Настроение быстро развеялось, едва Виктор увидел трех полицаев, гулявших по тротуару перед магазином. К счастью, здоровенные парни в мундирах не обратили на него внимания, лишь скользнули цепкими взглядами. Проскользнув мимо них, Виктор сложил зонтик и встал под козырьком. Буквально через пару минут подошел герр Стивенс, отпер замки, поднял решетку, запустил работника в торговый зал и вошел следом. Пока хозяин зажигал электрические плафоны и включал кассовые машины, Виктор открыл оконные жалюзи, натянул халат и встал к прилавку.
Ровно в десять вошел первый посетитель — герр Микаэль Шенберг. Был он арийцем, но к унтерменшам относился подозрительно по-доброму. Другие арийцы называли его Rechtsanwahlt, вкладывая в это слово насмешливое неуважение. Однажды герр Стивенс рассказал другому арийцу, что человек, подшутивший над Шенбергом, имел большие неприятности. Во-первых, нельзя смеяться над арийцами в присутствии унтерменшей, а во-вторых, все рехтсанвальты, то есть правозащитники, служат в гестапо и способствуют торжеству национал-социализма.

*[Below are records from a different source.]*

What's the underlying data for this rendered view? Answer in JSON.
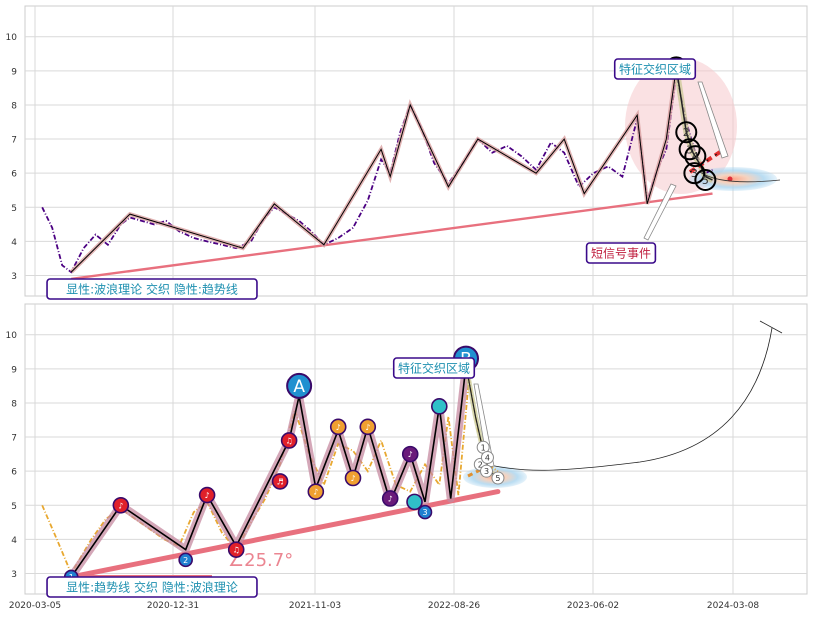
{
  "chart_data": [
    {
      "type": "line",
      "panel": "top",
      "ylim": [
        2.4,
        10.9
      ],
      "yticks": [
        3,
        4,
        5,
        6,
        7,
        8,
        9,
        10
      ],
      "grid": true,
      "colors": {
        "price": "#4b0082",
        "wave": "#000000",
        "wave_glow": "#d9a0a0",
        "trend": "#e8707e",
        "label_border": "#3a0a8a",
        "label_text": "#1e90b0",
        "signal_text": "#c02040",
        "pink_zone": "#f6c9cc",
        "blue_zone": "#a8d4ef"
      },
      "price_series": [
        [
          "2020-03-20",
          5.0
        ],
        [
          "2020-04-10",
          4.4
        ],
        [
          "2020-05-01",
          3.3
        ],
        [
          "2020-05-20",
          3.1
        ],
        [
          "2020-06-15",
          3.8
        ],
        [
          "2020-07-10",
          4.2
        ],
        [
          "2020-08-05",
          3.9
        ],
        [
          "2020-09-01",
          4.5
        ],
        [
          "2020-09-20",
          4.7
        ],
        [
          "2020-10-15",
          4.6
        ],
        [
          "2020-11-10",
          4.5
        ],
        [
          "2020-12-05",
          4.6
        ],
        [
          "2021-01-01",
          4.3
        ],
        [
          "2021-02-01",
          4.1
        ],
        [
          "2021-03-01",
          4.0
        ],
        [
          "2021-04-01",
          3.9
        ],
        [
          "2021-05-01",
          3.8
        ],
        [
          "2021-06-01",
          4.0
        ],
        [
          "2021-06-25",
          4.6
        ],
        [
          "2021-07-20",
          5.0
        ],
        [
          "2021-08-15",
          4.8
        ],
        [
          "2021-09-10",
          4.6
        ],
        [
          "2021-10-05",
          4.3
        ],
        [
          "2021-11-01",
          3.9
        ],
        [
          "2021-12-01",
          4.1
        ],
        [
          "2022-01-01",
          4.4
        ],
        [
          "2022-02-01",
          5.2
        ],
        [
          "2022-03-01",
          6.4
        ],
        [
          "2022-03-20",
          6.0
        ],
        [
          "2022-04-10",
          7.2
        ],
        [
          "2022-05-01",
          8.0
        ],
        [
          "2022-05-25",
          7.3
        ],
        [
          "2022-06-20",
          6.3
        ],
        [
          "2022-07-20",
          5.7
        ],
        [
          "2022-08-20",
          6.3
        ],
        [
          "2022-09-20",
          7.0
        ],
        [
          "2022-10-20",
          6.6
        ],
        [
          "2022-11-20",
          6.8
        ],
        [
          "2022-12-20",
          6.5
        ],
        [
          "2023-01-20",
          6.1
        ],
        [
          "2023-02-20",
          6.9
        ],
        [
          "2023-03-20",
          6.6
        ],
        [
          "2023-04-20",
          5.6
        ],
        [
          "2023-05-20",
          6.0
        ],
        [
          "2023-06-20",
          6.2
        ],
        [
          "2023-07-20",
          5.9
        ],
        [
          "2023-08-20",
          7.6
        ],
        [
          "2023-09-10",
          5.2
        ],
        [
          "2023-10-01",
          6.1
        ],
        [
          "2023-10-20",
          6.7
        ],
        [
          "2023-11-10",
          8.9
        ],
        [
          "2023-12-01",
          7.5
        ],
        [
          "2023-12-20",
          6.6
        ],
        [
          "2024-01-10",
          6.0
        ],
        [
          "2024-01-25",
          6.1
        ]
      ],
      "wave_series": [
        [
          "2020-05-20",
          3.1
        ],
        [
          "2020-09-20",
          4.8
        ],
        [
          "2021-05-15",
          3.8
        ],
        [
          "2021-07-20",
          5.1
        ],
        [
          "2021-11-01",
          3.9
        ],
        [
          "2022-03-01",
          6.7
        ],
        [
          "2022-03-20",
          5.9
        ],
        [
          "2022-05-01",
          8.0
        ],
        [
          "2022-07-20",
          5.6
        ],
        [
          "2022-09-20",
          7.0
        ],
        [
          "2023-01-20",
          6.0
        ],
        [
          "2023-03-20",
          7.0
        ],
        [
          "2023-05-01",
          5.4
        ],
        [
          "2023-08-20",
          7.7
        ],
        [
          "2023-09-10",
          5.1
        ],
        [
          "2023-10-20",
          7.0
        ],
        [
          "2023-11-10",
          9.1
        ]
      ],
      "trend_line": [
        [
          "2020-05-20",
          2.9
        ],
        [
          "2024-01-25",
          5.4
        ]
      ],
      "projection": [
        [
          "2023-11-10",
          9.1
        ],
        [
          "2023-12-01",
          7.2
        ],
        [
          "2023-12-15",
          6.6
        ],
        [
          "2023-12-28",
          6.3
        ],
        [
          "2024-01-10",
          5.9
        ],
        [
          "2024-01-25",
          5.8
        ]
      ],
      "wave_markers": [
        {
          "date": "2023-11-10",
          "value": 9.1,
          "label": "0"
        },
        {
          "date": "2023-12-01",
          "value": 7.2,
          "label": "2"
        },
        {
          "date": "2023-12-08",
          "value": 6.7,
          "label": "3"
        },
        {
          "date": "2023-12-20",
          "value": 6.5,
          "label": "4"
        },
        {
          "date": "2023-12-18",
          "value": 6.0,
          "label": "3"
        },
        {
          "date": "2024-01-10",
          "value": 5.8,
          "label": "5"
        }
      ],
      "annotations": [
        {
          "text": "特征交织区域"
        },
        {
          "text": "短信号事件"
        },
        {
          "text": "显性:波浪理论 交织 隐性:趋势线"
        }
      ]
    },
    {
      "type": "line",
      "panel": "bottom",
      "ylim": [
        2.4,
        10.9
      ],
      "yticks": [
        3,
        4,
        5,
        6,
        7,
        8,
        9,
        10
      ],
      "grid": true,
      "colors": {
        "price": "#e8a830",
        "wave": "#000000",
        "wave_glow": "#c58aa0",
        "trend": "#e8707e",
        "marker_red": "#e0202a",
        "marker_orange": "#f0a030",
        "marker_blue": "#2080d0",
        "marker_teal": "#30c0c8",
        "marker_purple": "#6a1a7a",
        "big_marker": "#2090d0"
      },
      "x_axis": {
        "ticks": [
          "2020-03-05",
          "2020-12-31",
          "2021-11-03",
          "2022-08-26",
          "2023-06-02",
          "2024-03-08"
        ]
      },
      "price_series": [
        [
          "2020-03-20",
          5.0
        ],
        [
          "2020-04-20",
          4.0
        ],
        [
          "2020-05-20",
          3.0
        ],
        [
          "2020-07-01",
          4.0
        ],
        [
          "2020-08-01",
          4.6
        ],
        [
          "2020-09-01",
          4.9
        ],
        [
          "2020-10-01",
          4.6
        ],
        [
          "2020-11-01",
          4.3
        ],
        [
          "2020-12-01",
          4.0
        ],
        [
          "2021-01-01",
          3.8
        ],
        [
          "2021-02-01",
          4.8
        ],
        [
          "2021-03-01",
          5.1
        ],
        [
          "2021-04-01",
          4.2
        ],
        [
          "2021-05-01",
          3.7
        ],
        [
          "2021-06-01",
          4.5
        ],
        [
          "2021-07-01",
          5.2
        ],
        [
          "2021-08-01",
          6.2
        ],
        [
          "2021-09-01",
          7.8
        ],
        [
          "2021-10-01",
          6.5
        ],
        [
          "2021-11-01",
          5.6
        ],
        [
          "2021-12-01",
          6.8
        ],
        [
          "2022-01-01",
          6.6
        ],
        [
          "2022-02-01",
          6.0
        ],
        [
          "2022-03-01",
          6.9
        ],
        [
          "2022-04-01",
          5.6
        ],
        [
          "2022-05-01",
          5.4
        ],
        [
          "2022-06-01",
          6.2
        ],
        [
          "2022-07-01",
          5.6
        ],
        [
          "2022-07-20",
          7.6
        ],
        [
          "2022-08-10",
          5.3
        ],
        [
          "2022-09-01",
          8.7
        ],
        [
          "2022-09-20",
          7.2
        ],
        [
          "2022-10-10",
          6.2
        ],
        [
          "2022-11-01",
          6.0
        ]
      ],
      "wave_series": [
        [
          "2020-05-20",
          2.9
        ],
        [
          "2020-09-01",
          5.0
        ],
        [
          "2021-01-15",
          3.7
        ],
        [
          "2021-03-01",
          5.3
        ],
        [
          "2021-05-01",
          3.8
        ],
        [
          "2021-08-20",
          6.9
        ],
        [
          "2021-09-10",
          8.2
        ],
        [
          "2021-10-15",
          5.5
        ],
        [
          "2021-12-01",
          7.2
        ],
        [
          "2022-01-01",
          5.8
        ],
        [
          "2022-02-01",
          7.3
        ],
        [
          "2022-03-20",
          5.1
        ],
        [
          "2022-05-01",
          6.5
        ],
        [
          "2022-06-01",
          5.1
        ],
        [
          "2022-07-01",
          7.9
        ],
        [
          "2022-07-25",
          5.2
        ],
        [
          "2022-08-26",
          9.1
        ]
      ],
      "trend_line": [
        [
          "2020-05-20",
          2.9
        ],
        [
          "2022-11-01",
          5.4
        ]
      ],
      "projection": [
        [
          "2022-08-26",
          9.1
        ],
        [
          "2022-09-15",
          7.6
        ],
        [
          "2022-10-01",
          6.6
        ],
        [
          "2022-10-15",
          6.0
        ],
        [
          "2022-11-01",
          5.8
        ]
      ],
      "markers": [
        {
          "date": "2020-05-20",
          "value": 2.9,
          "kind": "blue",
          "label": "1"
        },
        {
          "date": "2020-09-01",
          "value": 5.0,
          "kind": "red",
          "label": "♪"
        },
        {
          "date": "2021-01-15",
          "value": 3.4,
          "kind": "blue",
          "label": "2"
        },
        {
          "date": "2021-03-01",
          "value": 5.3,
          "kind": "red",
          "label": "♪"
        },
        {
          "date": "2021-05-01",
          "value": 3.7,
          "kind": "red",
          "label": "♫"
        },
        {
          "date": "2021-08-20",
          "value": 6.9,
          "kind": "red",
          "label": "♫"
        },
        {
          "date": "2021-08-01",
          "value": 5.7,
          "kind": "red",
          "label": "♬"
        },
        {
          "date": "2021-10-15",
          "value": 5.4,
          "kind": "orange",
          "label": "♪"
        },
        {
          "date": "2021-12-01",
          "value": 7.3,
          "kind": "orange",
          "label": "♪"
        },
        {
          "date": "2022-01-01",
          "value": 5.8,
          "kind": "orange",
          "label": "♪"
        },
        {
          "date": "2022-02-01",
          "value": 7.3,
          "kind": "orange",
          "label": "♪"
        },
        {
          "date": "2022-03-20",
          "value": 5.2,
          "kind": "purple",
          "label": "♪"
        },
        {
          "date": "2022-05-01",
          "value": 6.5,
          "kind": "purple",
          "label": "♪"
        },
        {
          "date": "2022-05-10",
          "value": 5.1,
          "kind": "teal",
          "label": ""
        },
        {
          "date": "2022-06-01",
          "value": 4.8,
          "kind": "blue",
          "label": "3"
        },
        {
          "date": "2022-07-01",
          "value": 7.9,
          "kind": "teal",
          "label": ""
        }
      ],
      "big_markers": [
        {
          "date": "2021-09-10",
          "value": 8.5,
          "label": "A"
        },
        {
          "date": "2022-08-26",
          "value": 9.3,
          "label": "B"
        }
      ],
      "count_markers": [
        {
          "date": "2022-09-25",
          "value": 6.2,
          "label": "2"
        },
        {
          "date": "2022-10-01",
          "value": 6.7,
          "label": "1"
        },
        {
          "date": "2022-10-10",
          "value": 6.4,
          "label": "4"
        },
        {
          "date": "2022-10-08",
          "value": 6.0,
          "label": "3"
        },
        {
          "date": "2022-11-01",
          "value": 5.8,
          "label": "5"
        }
      ],
      "angle_label": "∠25.7°",
      "annotations": [
        {
          "text": "特征交织区域"
        },
        {
          "text": "显性:趋势线 交织 隐性:波浪理论"
        }
      ]
    }
  ]
}
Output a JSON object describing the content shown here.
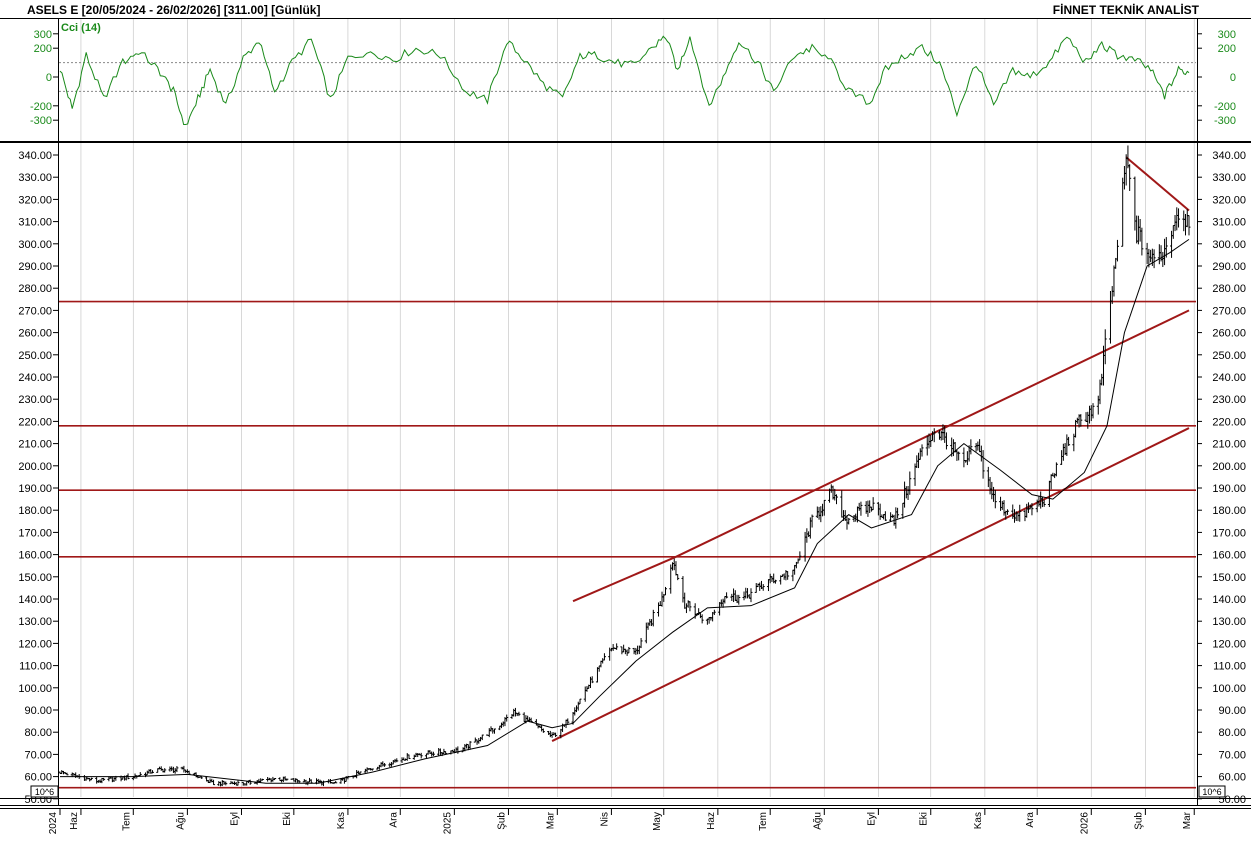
{
  "header": {
    "title": "ASELS E  [20/05/2024 - 26/02/2026]  [311.00]  [Günlük]",
    "brand": "FİNNET TEKNİK ANALİST"
  },
  "cci_panel": {
    "label": "Cci (14)",
    "ticks_left": [
      "300",
      "200",
      "0",
      "-200",
      "-300"
    ],
    "ticks_right": [
      "300",
      "200",
      "0",
      "-200",
      "-300"
    ]
  },
  "volume_marker": "10^6",
  "colors": {
    "cci_line": "#1a8a1a",
    "trendline": "#a01818",
    "price_bar": "#000000",
    "moving_average": "#000000",
    "grid": "#c8c8c8"
  },
  "chart_data": {
    "type": "bar",
    "title": "ASELS E  [20/05/2024 - 26/02/2026]  [311.00]  [Günlük]",
    "x_tick_labels": [
      "2024",
      "Haz",
      "Tem",
      "Ağu",
      "Eyl",
      "Eki",
      "Kas",
      "Ara",
      "2025",
      "Şub",
      "Mar",
      "Nis",
      "May",
      "Haz",
      "Tem",
      "Ağu",
      "Eyl",
      "Eki",
      "Kas",
      "Ara",
      "2026",
      "Şub",
      "Mar"
    ],
    "y_tick_labels": [
      "340.00",
      "330.00",
      "320.00",
      "310.00",
      "300.00",
      "290.00",
      "280.00",
      "270.00",
      "260.00",
      "250.00",
      "240.00",
      "230.00",
      "220.00",
      "210.00",
      "200.00",
      "190.00",
      "180.00",
      "170.00",
      "160.00",
      "150.00",
      "140.00",
      "130.00",
      "120.00",
      "110.00",
      "100.00",
      "90.00",
      "80.00",
      "70.00",
      "60.00",
      "50.00"
    ],
    "ylim": [
      50,
      342
    ],
    "last_close": 311.0,
    "price_path_x": [
      "2024-05-20",
      "2024-06-10",
      "2024-07-01",
      "2024-07-15",
      "2024-07-30",
      "2024-08-15",
      "2024-09-02",
      "2024-09-20",
      "2024-10-05",
      "2024-10-25",
      "2024-11-15",
      "2024-12-10",
      "2025-01-05",
      "2025-01-25",
      "2025-02-04",
      "2025-02-14",
      "2025-02-26",
      "2025-03-05",
      "2025-03-18",
      "2025-04-01",
      "2025-04-15",
      "2025-04-30",
      "2025-05-06",
      "2025-05-13",
      "2025-05-26",
      "2025-06-05",
      "2025-06-15",
      "2025-06-30",
      "2025-07-15",
      "2025-07-25",
      "2025-08-05",
      "2025-08-13",
      "2025-08-28",
      "2025-09-10",
      "2025-09-25",
      "2025-10-03",
      "2025-10-10",
      "2025-10-20",
      "2025-10-27",
      "2025-11-07",
      "2025-11-21",
      "2025-12-05",
      "2025-12-15",
      "2025-12-25",
      "2026-01-05",
      "2026-01-10",
      "2026-01-16",
      "2026-01-21",
      "2026-01-27",
      "2026-02-05",
      "2026-02-12",
      "2026-02-19",
      "2026-02-26"
    ],
    "price_path_y": [
      62,
      58,
      60,
      63,
      63,
      57,
      57,
      59,
      58,
      57,
      64,
      70,
      72,
      82,
      89,
      84,
      78,
      83,
      100,
      118,
      116,
      140,
      158,
      138,
      130,
      142,
      140,
      148,
      153,
      175,
      188,
      176,
      182,
      175,
      205,
      216,
      212,
      200,
      210,
      183,
      177,
      185,
      205,
      220,
      228,
      260,
      300,
      338,
      305,
      292,
      297,
      314,
      311
    ],
    "indicator_cci": {
      "name": "Cci (14)",
      "ylim": [
        -350,
        330
      ],
      "reference_levels": [
        100,
        -100
      ],
      "x": [
        "2024-05-20",
        "2024-05-27",
        "2024-06-04",
        "2024-06-14",
        "2024-06-25",
        "2024-07-04",
        "2024-07-15",
        "2024-07-24",
        "2024-07-31",
        "2024-08-07",
        "2024-08-14",
        "2024-08-23",
        "2024-09-02",
        "2024-09-11",
        "2024-09-20",
        "2024-09-30",
        "2024-10-11",
        "2024-10-22",
        "2024-11-01",
        "2024-11-14",
        "2024-11-27",
        "2024-12-10",
        "2024-12-24",
        "2025-01-08",
        "2025-01-20",
        "2025-01-31",
        "2025-02-10",
        "2025-02-21",
        "2025-03-04",
        "2025-03-14",
        "2025-03-24",
        "2025-04-03",
        "2025-04-14",
        "2025-04-24",
        "2025-05-02",
        "2025-05-09",
        "2025-05-16",
        "2025-05-27",
        "2025-06-04",
        "2025-06-13",
        "2025-06-24",
        "2025-07-03",
        "2025-07-15",
        "2025-07-25",
        "2025-08-05",
        "2025-08-15",
        "2025-08-27",
        "2025-09-05",
        "2025-09-16",
        "2025-09-26",
        "2025-10-06",
        "2025-10-16",
        "2025-10-27",
        "2025-11-06",
        "2025-11-17",
        "2025-11-27",
        "2025-12-08",
        "2025-12-18",
        "2025-12-29",
        "2026-01-07",
        "2026-01-16",
        "2026-01-26",
        "2026-02-04",
        "2026-02-12",
        "2026-02-20",
        "2026-02-26"
      ],
      "y": [
        60,
        -220,
        150,
        -150,
        100,
        180,
        60,
        -100,
        -350,
        -150,
        50,
        -200,
        130,
        250,
        -100,
        100,
        260,
        -160,
        130,
        180,
        120,
        200,
        150,
        -100,
        -160,
        250,
        120,
        -50,
        -150,
        150,
        150,
        100,
        80,
        200,
        280,
        50,
        280,
        -200,
        0,
        250,
        100,
        -100,
        150,
        200,
        100,
        -100,
        -180,
        50,
        150,
        200,
        100,
        -250,
        100,
        -200,
        50,
        0,
        100,
        280,
        100,
        220,
        150,
        120,
        50,
        -130,
        50,
        30
      ]
    },
    "moving_average": {
      "x": [
        "2024-05-20",
        "2024-07-01",
        "2024-08-01",
        "2024-09-15",
        "2024-10-15",
        "2024-11-15",
        "2024-12-15",
        "2025-01-20",
        "2025-02-12",
        "2025-02-26",
        "2025-03-10",
        "2025-03-25",
        "2025-04-15",
        "2025-05-06",
        "2025-05-26",
        "2025-06-20",
        "2025-07-15",
        "2025-07-28",
        "2025-08-15",
        "2025-08-28",
        "2025-09-20",
        "2025-10-05",
        "2025-10-20",
        "2025-11-10",
        "2025-11-28",
        "2025-12-10",
        "2025-12-28",
        "2026-01-10",
        "2026-01-20",
        "2026-02-02",
        "2026-02-15",
        "2026-02-26"
      ],
      "y": [
        60,
        60,
        61,
        57,
        57,
        62,
        68,
        74,
        85,
        82,
        84,
        96,
        112,
        125,
        136,
        137,
        145,
        165,
        178,
        172,
        178,
        200,
        210,
        198,
        187,
        185,
        197,
        218,
        260,
        290,
        296,
        302
      ]
    },
    "horizontal_levels": [
      274,
      218,
      189,
      159,
      55
    ],
    "trendlines": [
      {
        "x": [
          "2025-03-10",
          "2025-05-08"
        ],
        "y": [
          139,
          159
        ]
      },
      {
        "x": [
          "2025-05-08",
          "2026-02-26"
        ],
        "y": [
          159,
          270
        ]
      },
      {
        "x": [
          "2025-02-26",
          "2026-02-26"
        ],
        "y": [
          76,
          217
        ]
      },
      {
        "x": [
          "2026-01-21",
          "2026-02-26"
        ],
        "y": [
          339,
          315
        ]
      }
    ]
  }
}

Запомнив эти слова, Виктор всячески уклонялся от разговоров, которые время от времени пытался завести с ним герр Шенберг. Собственная шкура дороже интересной беседы.
Но сегодня, в субботу, герр рехтсанвальт, лишь кивнув туземному продавцу, направился прямиком к владельцу магазина.
— Вы ждете новые книги? — осведомился он.
Хозяин ответил: дескать, завоз будет, как обычно, в понедельник утром, так что после обеда новинки появятся на прилавках. Они вполголоса продолжали обсуждать какие-то новые веяния, их голоса заглушало радио, вещавшее об окончательном решении негритянской проблемы в Северной Америке. Было интересно, только Виктор не мог слушать, потому как звякнул дверной звонок, и в магазине появились новые посетители, громко сказавшие:
— Хайль!
Удивленно посмотрев на вошедших, Стивенс и Шенберг ответили тем же приветствием. Обычно «хайль» говорили друг другу только арийцы и лишь самые старшие по категории унтерменши — такие, как городской голова, районный староста, офицеры войск «хиви» или начальник полиции. Но вошедшие не относились к этим категориям счастливчиков — Виктор узнал двоих украинских мужиков в брезентовых плащах. С ними был третий — пожилой, в хорошем цивильном пиджаке поверх украинской подпоясанной рубахи с расшитым воротником.
— Вот, знакомься, дядя Гриша, тот самый хлопец, — сказал украинский парень, державший обе руки в карманах плаща. — Виктором кличут. А фамилия, наверное, Лаптев.
— Совершенно верно, добрые люди, — Виктор широко улыбался, пытаясь вспомнить, называл ли он вчера в лесу свою фамилию. — Проходите, пожалуйста.
Он был почти уверен, что фамилия названа не была. Додумать эту важную мысль продавец не успел, потому что герр Стивенс приказал ему обслужить клиентов, пока он занимается важным покупателем.
— Понравилось угощение? — добродушно поинтересовался высокий хрипатый украинец, державший в руках вместительные сумки с эмблемой фирмы «Adidas». — Ну, показывай самые интересные книжки.
— Спасибо за угощение, добрый человек, — с чувством проговорил Виктор. — Никогда таких царских даров не получал… Прошу проследовать к тому прилавку, там стоят книги на туземном языке.
Все трое странно посмотрели на продавца, словно тот ляпнул полную несуразицу, и переглянулись. Дядя Гриша даже поцокал языком. Украинский старик был колоритным персонажем — на голову ниже своих рослых спутников, он как бы не превосходил обоих шириной плеч и вообще фигурой напоминал бочку на крепких подставках. Чувствовалось, что крестьянин очень силен — небось приходилось голыми руками быку шею сворачивать… А вот выговор у него был странный — отличный от всех, какие Виктору слышать доводилось.